In table 1, what are the units for test time? Must be hours our you wouldn't say it was a long time.

2. mathscinotes says:

Actually, the test time is in seconds. The test time cost is on the order of $300 per hour, so about$5 per minute. Since some of the testing takes 90 seconds, we are talking about paying \$7.50 for one test. That is a lot of money. To reduce the cost, we end up shortening the time interval and reducing our confidence level.

Also, I added seconds to the test time columns on the table. Thanks for the good catch.

3. christian says:

Thanks for your post. It's really helpful. I noticed that Eq. 4 only depends on the product n times p. So your results for p=10^-10 can be easily scaled to other error probabilites. If n=4.61x10^10 with p=10^-10, then np=4.61. Looking at it this way makes your results much more useful since the test times can be evaluated for any error probability and data rate.

• mathscinotes says:

Excellent observation! I will update the post to include this point.

Thanks

Mathscinotes

4. Bill says:

I have been trying to find/develop/use such a cookbook formula to calculate the packet loss ratio where test packets are introduced at a lower data rate then the channel capacity and would not interfere with the user traffic. From my understanding your calculations are based on sending test data at full channel capacity.
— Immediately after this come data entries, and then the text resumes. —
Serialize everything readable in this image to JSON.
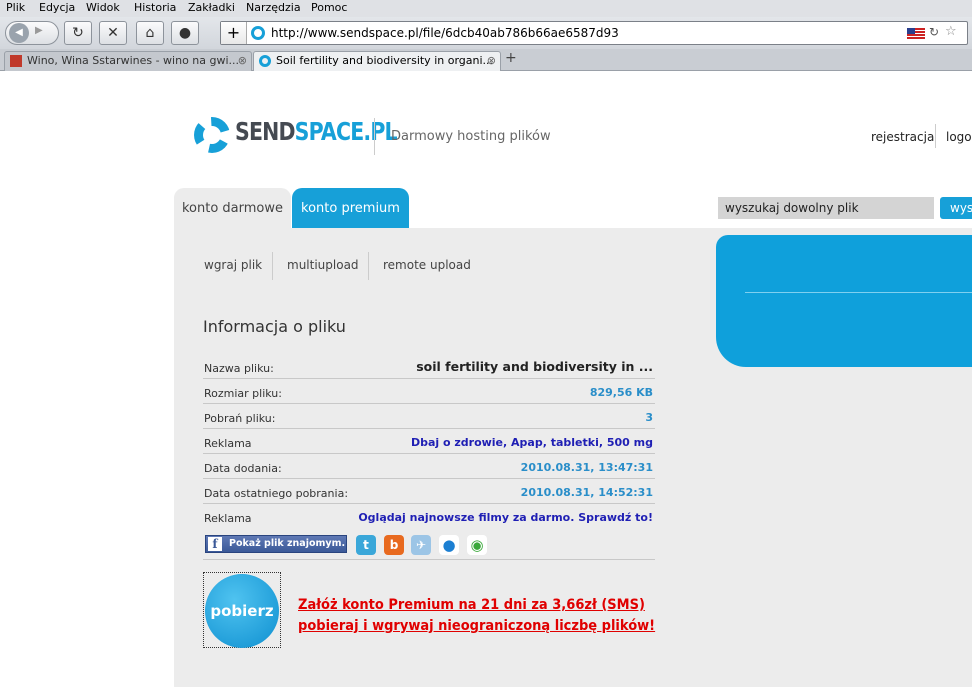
{
  "browser": {
    "menu": [
      "Plik",
      "Edycja",
      "Widok",
      "Historia",
      "Zakładki",
      "Narzędzia",
      "Pomoc"
    ],
    "url": "http://www.sendspace.pl/file/6dcb40ab786b66ae6587d93",
    "tabs": [
      {
        "label": "Wino, Wina Sstarwines - wino na gwi..."
      },
      {
        "label": "Soil fertility and biodiversity in organi..."
      }
    ]
  },
  "header": {
    "logo_main": "SEND",
    "logo_accent": "SPACE.PL",
    "tagline": "Darmowy hosting plików",
    "links": {
      "register": "rejestracja",
      "login": "logowanie"
    }
  },
  "account_tabs": {
    "free": "konto darmowe",
    "premium": "konto premium"
  },
  "search": {
    "placeholder": "wyszukaj dowolny plik",
    "button": "wyszukaj"
  },
  "subnav": [
    "wgraj plik",
    "multiupload",
    "remote upload"
  ],
  "file_info": {
    "title": "Informacja o pliku",
    "rows": [
      {
        "label": "Nazwa pliku:",
        "value": "soil fertility and biodiversity in ..."
      },
      {
        "label": "Rozmiar pliku:",
        "value": "829,56 KB"
      },
      {
        "label": "Pobrań pliku:",
        "value": "3"
      },
      {
        "label": "Reklama",
        "value": "Dbaj o zdrowie, Apap, tabletki, 500 mg"
      },
      {
        "label": "Data dodania:",
        "value": "2010.08.31, 13:47:31"
      },
      {
        "label": "Data ostatniego pobrania:",
        "value": "2010.08.31, 14:52:31"
      },
      {
        "label": "Reklama",
        "value": "Oglądaj najnowsze filmy za darmo. Sprawdź to!"
      }
    ]
  },
  "share": {
    "facebook_label": "Pokaż plik znajomym."
  },
  "download": {
    "button": "pobierz",
    "promo_line1": "Załóż konto Premium na 21 dni za 3,66zł (SMS)",
    "promo_line2": "pobieraj i wgrywaj nieograniczoną liczbę plików!"
  },
  "colors": {
    "brand": "#17a0d8",
    "promo": "#e00000",
    "link": "#1f1fb4"
  }
}
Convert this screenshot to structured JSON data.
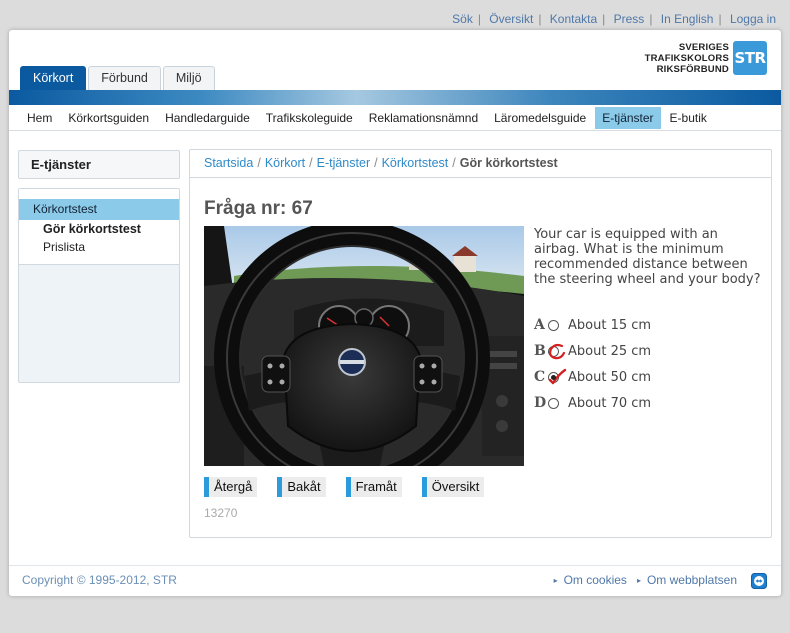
{
  "toplinks": [
    "Sök",
    "Översikt",
    "Kontakta",
    "Press",
    "In English",
    "Logga in"
  ],
  "logo": {
    "line1": "SVERIGES",
    "line2": "TRAFIKSKOLORS",
    "line3": "RIKSFÖRBUND",
    "badge": "STR",
    "color": "#3a9ad9"
  },
  "tabs": [
    {
      "label": "Körkort",
      "active": true
    },
    {
      "label": "Förbund",
      "active": false
    },
    {
      "label": "Miljö",
      "active": false
    }
  ],
  "nav": [
    {
      "label": "Hem"
    },
    {
      "label": "Körkortsguiden"
    },
    {
      "label": "Handledarguide"
    },
    {
      "label": "Trafikskoleguide"
    },
    {
      "label": "Reklamationsnämnd"
    },
    {
      "label": "Läromedelsguide"
    },
    {
      "label": "E-tjänster",
      "active": true
    },
    {
      "label": "E-butik"
    }
  ],
  "sidebar": {
    "title": "E-tjänster",
    "item": "Körkortstest",
    "sub1": "Gör körkortstest",
    "sub2": "Prislista"
  },
  "breadcrumb": {
    "items": [
      "Startsida",
      "Körkort",
      "E-tjänster",
      "Körkortstest"
    ],
    "current": "Gör körkortstest"
  },
  "question": {
    "title": "Fråga nr: 67",
    "text": "Your car is equipped with an airbag. What is the minimum recommended distance between the steering wheel and your body?",
    "answers": [
      {
        "letter": "A",
        "text": "About 15 cm",
        "checked": false
      },
      {
        "letter": "B",
        "text": "About 25 cm",
        "checked": false
      },
      {
        "letter": "C",
        "text": "About 50 cm",
        "checked": true
      },
      {
        "letter": "D",
        "text": "About 70 cm",
        "checked": false
      }
    ],
    "id": "13270"
  },
  "buttons": [
    "Återgå",
    "Bakåt",
    "Framåt",
    "Översikt"
  ],
  "footer": {
    "copyright": "Copyright © 1995-2012, STR",
    "links": [
      "Om cookies",
      "Om webbplatsen"
    ]
  },
  "colors": {
    "brand_blue": "#0b5aa0",
    "active_tab": "#8ccaea",
    "link": "#2f8ac8",
    "button_accent": "#2c9bdc",
    "handwritten_mark": "#d42020"
  }
}
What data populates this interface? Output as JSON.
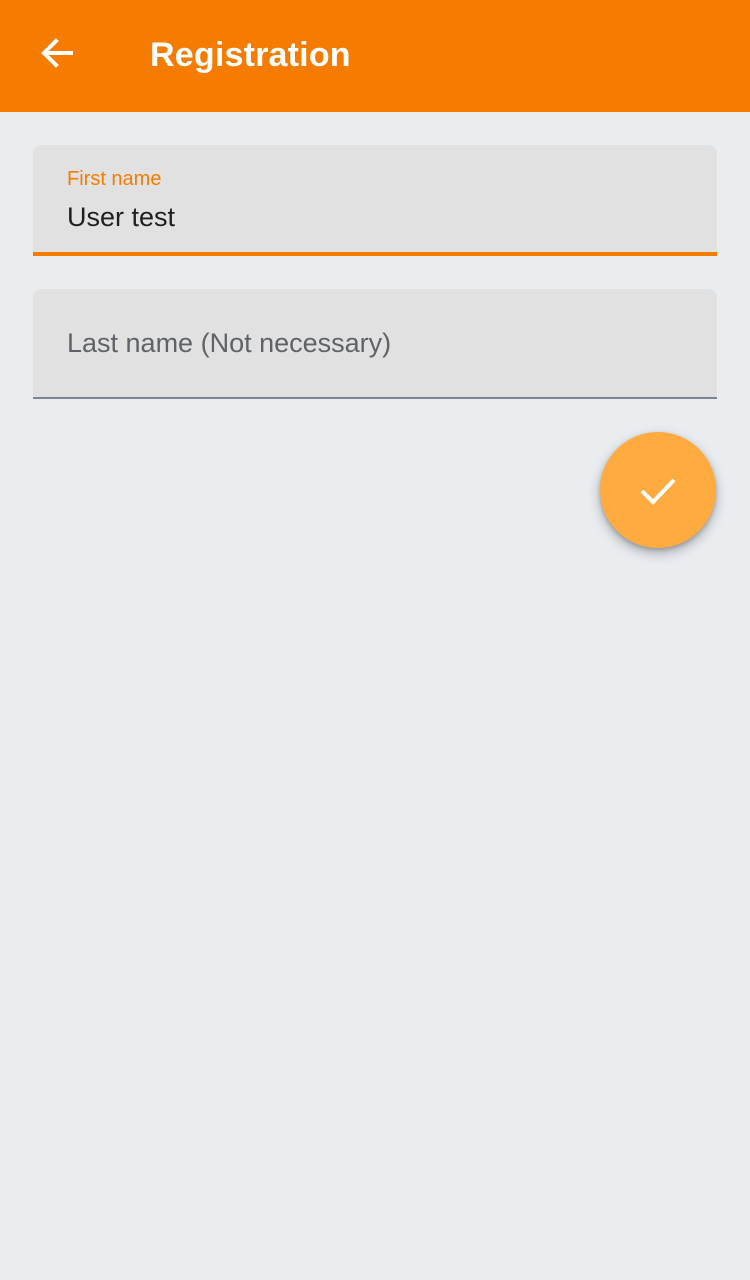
{
  "app_bar": {
    "title": "Registration",
    "back_icon": "arrow-left-icon",
    "background_color": "#f57c00"
  },
  "form": {
    "first_name": {
      "label": "First name",
      "value": "User test"
    },
    "last_name": {
      "placeholder": "Last name (Not necessary)",
      "value": ""
    }
  },
  "fab": {
    "icon": "check-icon",
    "color": "#ffab40"
  },
  "colors": {
    "accent": "#f57c00",
    "page_background": "#e9edf0",
    "field_background": "#e1e1e1"
  }
}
One cannot linearly scale the test data rate and conclude that it is a representative test sample of the channel under test. (e.g. for a channel whose capacity is 10,000 packets per second, sending 10,000 packet per second test data for 1 sec is not equivalent to 1000 packets per second for 10 seconds)

5. ajith says:

How can we model the BER test as poission distribution as any random sample(test) is not independent of previous sample(test), As in intial sample( test) will have less the pk-pk random jitter compare to later sample(test) as random jitter is bounded and it will be keep increasing.

6. ajith says:

How can we model the BER test as poission distribution as any random sample(test) is not independent of previous sample(test), As in intial sample( test) will have less the pk-pk random jitter compare to later sample(test) as random jitter is unbounded and it will be keep increasing.